3. Now that is the dribble-drive. The ink had barely dried on Calipari's contract in the spring of 2009 before he started raving about his dribble-drive offense. Kentucky fans across the Commonwealth started daydreaming of an offense where the Wildcats ran relentless from baseline to baseline, similar to the run-and-gun offenses of the Rick Pitino days. While UK had its fair share of transition points a season ago and marched to a No. 1 seed in the NCAA Tournament, it wasn't quite the offense Calipari had promised so many people. By his own admission, he had to rehash the offense a little bit because of UK's size. For better or worse, we're now going to see the dribble-drive offense in full force. With a smaller, more athletic UK team, we saw the Cats run, run, run. In what can only be described as a fast-paced, frenzied Kentucky offense, UK forced the issue from start to finish. Rebounding the ball and getting into transition was a huge point of emphasis last week in practice and it definitely paid off in the first exhibition game. That was never more apparent than when Terrence Jones, UK's second-tallest player in Canada at 6-foot-8, led a fast break, cuffed the ball behind his back and banked it in as if he were a point guard. Whether you're talking about Knight, Miller, Liggins, Jones, Doron Lamb or Stacey Poole, this team of thoroughbreds was made to run.
4. We'll have to wait to see the real Jones, Lamb: Jones and Lamb may or may not play the final two exhibition games in Canada. Jones has been battling a left shoulder injury and left Sunday's game when it started to flare up. His status for the rest of the tournament is day-to-day, but based on his visible discomfort on the UK bench, it's doubtful Calipari will take the risk. Lamb, who suffered a minor ankle injury in practice last week, appeared to aggravate the injury on a drive in the second half. Regardless of whether or not they play, chances are neither guy will be close to 100 percent. If they do take the court again, don't place too much stock into their performances.

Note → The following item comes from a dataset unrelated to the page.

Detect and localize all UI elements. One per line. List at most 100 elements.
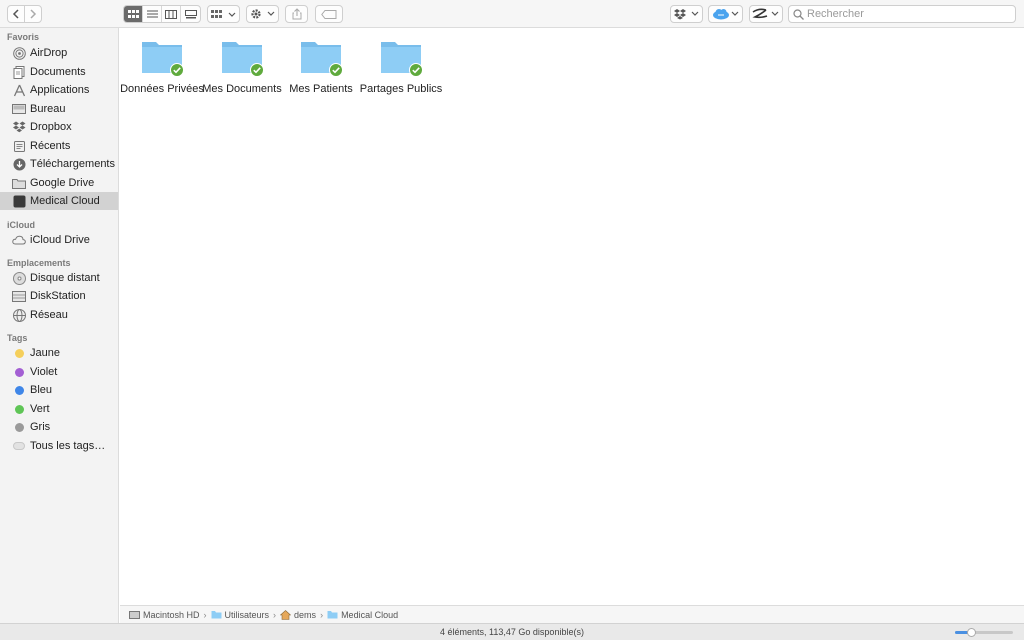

5. Kentucky fans never cease to amaze. We know this state bleeds blue through and through. But traveling to Canada for an exhibition game?! Allow me to borrow an overused phrase from Calipari: You people are crazy. In foreign territory, Kentucky packed the St. Denis Centre like it was Rupp Arena. Reports out of Windsor said the crowd was 80 percent pro-UK and that fans were lined up for more than an hour and a half before the game. Remember, folks, this is in Canada at Windsor's home court and more than two months before the season starts. Simply amazing.